Engineering Styleguide
Kurocado Studio needs to streamline development workflows, speed up project onboarding, and ensure consistency across internal and client-facing projects. Internal teams, external contributors, and clients require a unified standard for TypeScript development that is both efficient and adaptable.
Additionally, when we engage in contracts with clients, we want to provide the flexibility for them to fork, edit, and publish their own versions of the style guide (e.g. @(OUR_ORG or THEIR_ORG)—dash—CLIENT_NAME_STYLEGUIDE on NPM). This ensures we can adhere to their coding standards and guidelines seamlessly.
Objectives
Speed up Development Onboarding:
Provide templated repositories that enable teams to go from “0 to Hello World” in under five minutes without compromising code quality.
Streamline Development Processes:
Reduce technical debt by offering a centralized, comprehensive and enforceable coding style guide for all TypeScript projects.
Enhance Developer Efficiency:
Minimize ambiguities by delivering clear standards for code formatting, commit conventions, and workflow automation.
Use Cases
Internal Team Adoption:
Kurocado Studio’s internal teams will rely on the Style Guide as the definitive reference for all design and development standards, ensuring consistency across projects.

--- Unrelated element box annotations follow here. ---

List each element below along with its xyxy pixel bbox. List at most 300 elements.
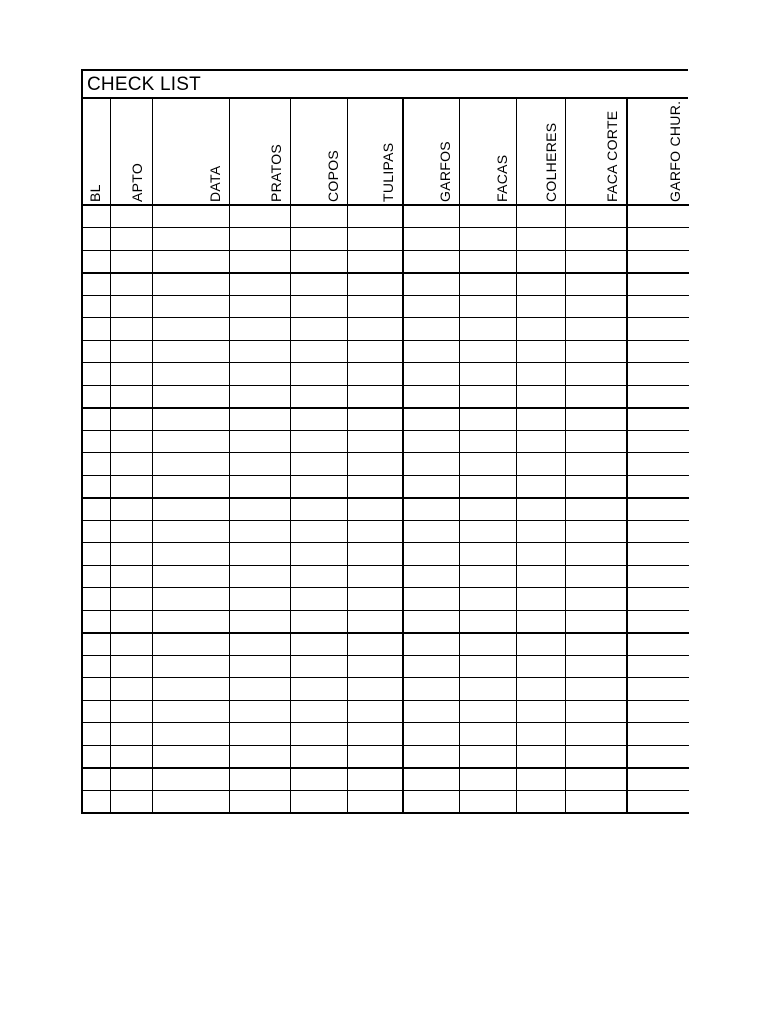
table-cell[interactable] <box>110 678 152 701</box>
table-cell[interactable] <box>290 498 347 521</box>
table-cell[interactable] <box>290 565 347 588</box>
table-cell[interactable] <box>229 588 290 611</box>
table-cell[interactable] <box>110 768 152 791</box>
table-cell[interactable] <box>459 790 516 813</box>
table-cell[interactable] <box>82 475 110 498</box>
table-cell[interactable] <box>459 363 516 386</box>
table-cell[interactable] <box>290 250 347 273</box>
table-cell[interactable] <box>82 228 110 251</box>
table-cell[interactable] <box>82 610 110 633</box>
table-cell[interactable] <box>290 318 347 341</box>
table-cell[interactable] <box>82 723 110 746</box>
table-cell[interactable] <box>403 340 459 363</box>
table-cell[interactable] <box>290 430 347 453</box>
table-cell[interactable] <box>290 408 347 431</box>
table-cell[interactable] <box>627 228 689 251</box>
table-cell[interactable] <box>290 295 347 318</box>
table-cell[interactable] <box>110 295 152 318</box>
table-cell[interactable] <box>110 520 152 543</box>
table-cell[interactable] <box>627 610 689 633</box>
table-cell[interactable] <box>565 655 627 678</box>
table-cell[interactable] <box>229 565 290 588</box>
table-cell[interactable] <box>403 655 459 678</box>
table-cell[interactable] <box>290 475 347 498</box>
table-cell[interactable] <box>347 768 403 791</box>
table-cell[interactable] <box>459 633 516 656</box>
table-cell[interactable] <box>403 453 459 476</box>
table-cell[interactable] <box>459 588 516 611</box>
table-cell[interactable] <box>152 565 229 588</box>
table-cell[interactable] <box>347 475 403 498</box>
table-cell[interactable] <box>565 745 627 768</box>
table-cell[interactable] <box>347 453 403 476</box>
table-cell[interactable] <box>110 453 152 476</box>
table-cell[interactable] <box>229 453 290 476</box>
table-cell[interactable] <box>403 228 459 251</box>
table-cell[interactable] <box>403 633 459 656</box>
table-cell[interactable] <box>565 205 627 228</box>
table-cell[interactable] <box>82 273 110 296</box>
table-cell[interactable] <box>347 700 403 723</box>
table-cell[interactable] <box>565 430 627 453</box>
table-cell[interactable] <box>347 633 403 656</box>
table-cell[interactable] <box>290 700 347 723</box>
table-cell[interactable] <box>459 295 516 318</box>
table-cell[interactable] <box>516 790 565 813</box>
table-cell[interactable] <box>347 745 403 768</box>
table-cell[interactable] <box>152 543 229 566</box>
table-cell[interactable] <box>110 498 152 521</box>
table-cell[interactable] <box>82 745 110 768</box>
table-cell[interactable] <box>347 588 403 611</box>
table-cell[interactable] <box>110 250 152 273</box>
table-cell[interactable] <box>229 543 290 566</box>
table-cell[interactable] <box>82 205 110 228</box>
table-cell[interactable] <box>110 318 152 341</box>
table-cell[interactable] <box>110 655 152 678</box>
table-cell[interactable] <box>152 363 229 386</box>
table-cell[interactable] <box>347 430 403 453</box>
table-cell[interactable] <box>347 723 403 746</box>
table-cell[interactable] <box>565 295 627 318</box>
table-cell[interactable] <box>627 745 689 768</box>
table-cell[interactable] <box>459 565 516 588</box>
table-cell[interactable] <box>110 723 152 746</box>
table-cell[interactable] <box>565 588 627 611</box>
table-cell[interactable] <box>347 273 403 296</box>
table-cell[interactable] <box>627 453 689 476</box>
table-cell[interactable] <box>82 385 110 408</box>
table-cell[interactable] <box>459 768 516 791</box>
table-cell[interactable] <box>110 430 152 453</box>
table-cell[interactable] <box>347 205 403 228</box>
table-cell[interactable] <box>152 453 229 476</box>
table-cell[interactable] <box>347 498 403 521</box>
table-cell[interactable] <box>627 723 689 746</box>
table-cell[interactable] <box>565 340 627 363</box>
table-cell[interactable] <box>403 768 459 791</box>
table-cell[interactable] <box>110 565 152 588</box>
table-cell[interactable] <box>459 498 516 521</box>
table-cell[interactable] <box>110 790 152 813</box>
table-cell[interactable] <box>403 385 459 408</box>
table-cell[interactable] <box>229 475 290 498</box>
table-cell[interactable] <box>152 273 229 296</box>
table-cell[interactable] <box>459 723 516 746</box>
table-cell[interactable] <box>82 790 110 813</box>
table-cell[interactable] <box>565 475 627 498</box>
table-cell[interactable] <box>565 565 627 588</box>
table-cell[interactable] <box>403 295 459 318</box>
table-cell[interactable] <box>627 655 689 678</box>
table-cell[interactable] <box>459 678 516 701</box>
table-cell[interactable] <box>516 273 565 296</box>
table-cell[interactable] <box>229 655 290 678</box>
table-cell[interactable] <box>229 318 290 341</box>
table-cell[interactable] <box>516 655 565 678</box>
table-cell[interactable] <box>627 588 689 611</box>
table-cell[interactable] <box>152 340 229 363</box>
table-cell[interactable] <box>152 790 229 813</box>
table-cell[interactable] <box>290 363 347 386</box>
table-cell[interactable] <box>152 408 229 431</box>
table-cell[interactable] <box>110 745 152 768</box>
column-header-label: BL <box>86 184 103 202</box>
table-cell[interactable] <box>403 408 459 431</box>
table-cell[interactable] <box>627 790 689 813</box>
table-cell[interactable] <box>229 498 290 521</box>
table-cell[interactable] <box>565 610 627 633</box>
table-cell[interactable] <box>565 633 627 656</box>
table-cell[interactable] <box>82 700 110 723</box>
table-cell[interactable] <box>403 543 459 566</box>
table-cell[interactable] <box>152 430 229 453</box>
table-cell[interactable] <box>516 745 565 768</box>
table-cell[interactable] <box>229 520 290 543</box>
table-cell[interactable] <box>152 678 229 701</box>
table-cell[interactable] <box>229 363 290 386</box>
table-cell[interactable] <box>403 520 459 543</box>
table-cell[interactable] <box>459 543 516 566</box>
table-cell[interactable] <box>152 250 229 273</box>
table-cell[interactable] <box>459 475 516 498</box>
table-cell[interactable] <box>565 768 627 791</box>
table-cell[interactable] <box>229 250 290 273</box>
table-cell[interactable] <box>627 318 689 341</box>
table-cell[interactable] <box>110 363 152 386</box>
table-cell[interactable] <box>516 610 565 633</box>
table-cell[interactable] <box>152 295 229 318</box>
table-cell[interactable] <box>290 633 347 656</box>
table-cell[interactable] <box>152 633 229 656</box>
table-cell[interactable] <box>152 723 229 746</box>
table-cell[interactable] <box>152 228 229 251</box>
table-cell[interactable] <box>516 520 565 543</box>
table-cell[interactable] <box>403 723 459 746</box>
table-cell[interactable] <box>152 475 229 498</box>
table-cell[interactable] <box>627 768 689 791</box>
table-cell[interactable] <box>516 588 565 611</box>
table-cell[interactable] <box>516 385 565 408</box>
table-cell[interactable] <box>565 543 627 566</box>
table-cell[interactable] <box>403 790 459 813</box>
table-cell[interactable] <box>565 520 627 543</box>
table-cell[interactable] <box>565 700 627 723</box>
table-cell[interactable] <box>347 228 403 251</box>
table-cell[interactable] <box>403 565 459 588</box>
table-cell[interactable] <box>516 363 565 386</box>
table-cell[interactable] <box>565 678 627 701</box>
table-cell[interactable] <box>229 273 290 296</box>
table-cell[interactable] <box>82 453 110 476</box>
table-cell[interactable] <box>403 588 459 611</box>
table-cell[interactable] <box>627 498 689 521</box>
table-cell[interactable] <box>82 363 110 386</box>
table-cell[interactable] <box>459 745 516 768</box>
table-cell[interactable] <box>565 363 627 386</box>
table-cell[interactable] <box>516 205 565 228</box>
table-cell[interactable] <box>516 340 565 363</box>
column-header-data <box>152 98 229 205</box>
table-cell[interactable] <box>290 723 347 746</box>
table-cell[interactable] <box>627 295 689 318</box>
table-cell[interactable] <box>229 790 290 813</box>
table-cell[interactable] <box>82 340 110 363</box>
table-cell[interactable] <box>290 588 347 611</box>
table-cell[interactable] <box>152 610 229 633</box>
table-cell[interactable] <box>229 723 290 746</box>
table-cell[interactable] <box>459 520 516 543</box>
table-cell[interactable] <box>290 453 347 476</box>
table-cell[interactable] <box>516 498 565 521</box>
table-cell[interactable] <box>290 273 347 296</box>
table-cell[interactable] <box>565 498 627 521</box>
table-cell[interactable] <box>516 408 565 431</box>
table-cell[interactable] <box>290 520 347 543</box>
table-cell[interactable] <box>290 228 347 251</box>
table-cell[interactable] <box>516 430 565 453</box>
table-cell[interactable] <box>403 700 459 723</box>
table-cell[interactable] <box>347 565 403 588</box>
table-cell[interactable] <box>403 475 459 498</box>
table-cell[interactable] <box>82 498 110 521</box>
table-cell[interactable] <box>347 363 403 386</box>
table-cell[interactable] <box>403 430 459 453</box>
table-cell[interactable] <box>110 543 152 566</box>
table-cell[interactable] <box>565 723 627 746</box>
table-cell[interactable] <box>347 385 403 408</box>
table-cell[interactable] <box>229 340 290 363</box>
table-cell[interactable] <box>229 610 290 633</box>
table-cell[interactable] <box>516 768 565 791</box>
table-cell[interactable] <box>403 273 459 296</box>
table-cell[interactable] <box>110 700 152 723</box>
table-cell[interactable] <box>627 678 689 701</box>
table-cell[interactable] <box>152 498 229 521</box>
table-cell[interactable] <box>229 430 290 453</box>
column-header-label: COLHERES <box>542 122 559 202</box>
table-cell[interactable] <box>459 273 516 296</box>
table-cell[interactable] <box>347 408 403 431</box>
table-cell[interactable] <box>82 430 110 453</box>
table-cell[interactable] <box>152 588 229 611</box>
table-cell[interactable] <box>627 633 689 656</box>
table-cell[interactable] <box>82 520 110 543</box>
table-cell[interactable] <box>110 385 152 408</box>
table-cell[interactable] <box>459 228 516 251</box>
table-cell[interactable] <box>290 768 347 791</box>
table-cell[interactable] <box>82 768 110 791</box>
table-cell[interactable] <box>347 340 403 363</box>
table-cell[interactable] <box>152 700 229 723</box>
table-cell[interactable] <box>459 408 516 431</box>
table-cell[interactable] <box>403 678 459 701</box>
table-cell[interactable] <box>627 475 689 498</box>
table-cell[interactable] <box>627 430 689 453</box>
table-cell[interactable] <box>110 205 152 228</box>
table-cell[interactable] <box>459 385 516 408</box>
table-cell[interactable] <box>229 745 290 768</box>
table-cell[interactable] <box>82 655 110 678</box>
table-cell[interactable] <box>110 408 152 431</box>
table-cell[interactable] <box>290 385 347 408</box>
table-cell[interactable] <box>152 745 229 768</box>
table-cell[interactable] <box>459 453 516 476</box>
table-cell[interactable] <box>290 745 347 768</box>
table-cell[interactable] <box>82 588 110 611</box>
table-cell[interactable] <box>627 340 689 363</box>
table-cell[interactable] <box>627 700 689 723</box>
table-cell[interactable] <box>290 340 347 363</box>
table-cell[interactable] <box>229 700 290 723</box>
table-cell[interactable] <box>403 363 459 386</box>
table-cell[interactable] <box>516 453 565 476</box>
table-cell[interactable] <box>516 318 565 341</box>
table-cell[interactable] <box>516 228 565 251</box>
table-cell[interactable] <box>290 790 347 813</box>
table-cell[interactable] <box>290 205 347 228</box>
table-cell[interactable] <box>347 520 403 543</box>
table-cell[interactable] <box>152 205 229 228</box>
table-cell[interactable] <box>82 633 110 656</box>
table-cell[interactable] <box>347 543 403 566</box>
table-cell[interactable] <box>347 295 403 318</box>
table-cell[interactable] <box>110 273 152 296</box>
table-cell[interactable] <box>229 228 290 251</box>
table-cell[interactable] <box>627 363 689 386</box>
table-cell[interactable] <box>627 408 689 431</box>
table-cell[interactable] <box>229 768 290 791</box>
table-cell[interactable] <box>229 633 290 656</box>
table-cell[interactable] <box>627 205 689 228</box>
table-cell[interactable] <box>516 700 565 723</box>
table-cell[interactable] <box>459 610 516 633</box>
table-cell[interactable] <box>290 610 347 633</box>
table-cell[interactable] <box>565 790 627 813</box>
table-cell[interactable] <box>403 250 459 273</box>
table-cell[interactable] <box>516 250 565 273</box>
table-cell[interactable] <box>347 610 403 633</box>
table-cell[interactable] <box>516 475 565 498</box>
table-cell[interactable] <box>459 318 516 341</box>
table-cell[interactable] <box>82 543 110 566</box>
table-cell[interactable] <box>229 385 290 408</box>
table-cell[interactable] <box>459 655 516 678</box>
table-cell[interactable] <box>110 610 152 633</box>
table-cell[interactable] <box>290 678 347 701</box>
table-cell[interactable] <box>82 408 110 431</box>
table-cell[interactable] <box>110 475 152 498</box>
table-cell[interactable] <box>229 678 290 701</box>
table-cell[interactable] <box>110 228 152 251</box>
table-cell[interactable] <box>516 633 565 656</box>
table-cell[interactable] <box>403 745 459 768</box>
table-cell[interactable] <box>152 520 229 543</box>
table-cell[interactable] <box>229 295 290 318</box>
table-cell[interactable] <box>152 655 229 678</box>
table-cell[interactable] <box>627 543 689 566</box>
table-cell[interactable] <box>459 340 516 363</box>
table-cell[interactable] <box>565 228 627 251</box>
table-cell[interactable] <box>627 520 689 543</box>
table-cell[interactable] <box>347 318 403 341</box>
table-cell[interactable] <box>152 318 229 341</box>
table-cell[interactable] <box>459 430 516 453</box>
table-cell[interactable] <box>516 565 565 588</box>
table-cell[interactable] <box>459 250 516 273</box>
table-cell[interactable] <box>290 543 347 566</box>
table-cell[interactable] <box>516 543 565 566</box>
table-cell[interactable] <box>82 318 110 341</box>
table-cell[interactable] <box>347 678 403 701</box>
table-cell[interactable] <box>627 565 689 588</box>
table-cell[interactable] <box>516 678 565 701</box>
table-cell[interactable] <box>627 385 689 408</box>
table-cell[interactable] <box>82 678 110 701</box>
table-cell[interactable] <box>459 205 516 228</box>
table-cell[interactable] <box>565 250 627 273</box>
table-cell[interactable] <box>516 723 565 746</box>
table-cell[interactable] <box>403 610 459 633</box>
table-cell[interactable] <box>229 408 290 431</box>
table-cell[interactable] <box>565 318 627 341</box>
table-cell[interactable] <box>565 408 627 431</box>
table-cell[interactable] <box>565 385 627 408</box>
table-cell[interactable] <box>82 295 110 318</box>
table-cell[interactable] <box>459 700 516 723</box>
table-cell[interactable] <box>229 205 290 228</box>
table-cell[interactable] <box>347 790 403 813</box>
table-cell[interactable] <box>347 655 403 678</box>
table-cell[interactable] <box>403 205 459 228</box>
table-cell[interactable] <box>565 453 627 476</box>
table-cell[interactable] <box>110 340 152 363</box>
table-cell[interactable] <box>627 273 689 296</box>
table-cell[interactable] <box>565 273 627 296</box>
table-cell[interactable] <box>403 318 459 341</box>
table-cell[interactable] <box>347 250 403 273</box>
table-cell[interactable] <box>110 633 152 656</box>
table-cell[interactable] <box>152 768 229 791</box>
table-cell[interactable] <box>516 295 565 318</box>
table-cell[interactable] <box>403 498 459 521</box>
table-cell[interactable] <box>82 565 110 588</box>
table-cell[interactable] <box>110 588 152 611</box>
table-cell[interactable] <box>627 250 689 273</box>
table-cell[interactable] <box>82 250 110 273</box>
table-cell[interactable] <box>152 385 229 408</box>
table-cell[interactable] <box>290 655 347 678</box>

External Contributor Alignment:
External developers or freelancers working with Kurocado Studio will use the Style Guide to align their contributions with studio quality standards and expectations.
Client Collaboration:
The Style Guide will serve as a transparent resource for clients, enabling them to understand and influence how their projects are built and designed. Clients may fork, customize, and publish their version of the guide (e.g., @OUR_ORG/CLIENT_NAME_STYLEGUIDE on NPM).
Quick Prototyping on CodeSandbox:
Provide templates and guidelines that facilitate rapid prototyping directly on CodeSandbox. This enables teams to experiment, iterate, and validate ideas quickly without compromising on code quality or deviating from best practices.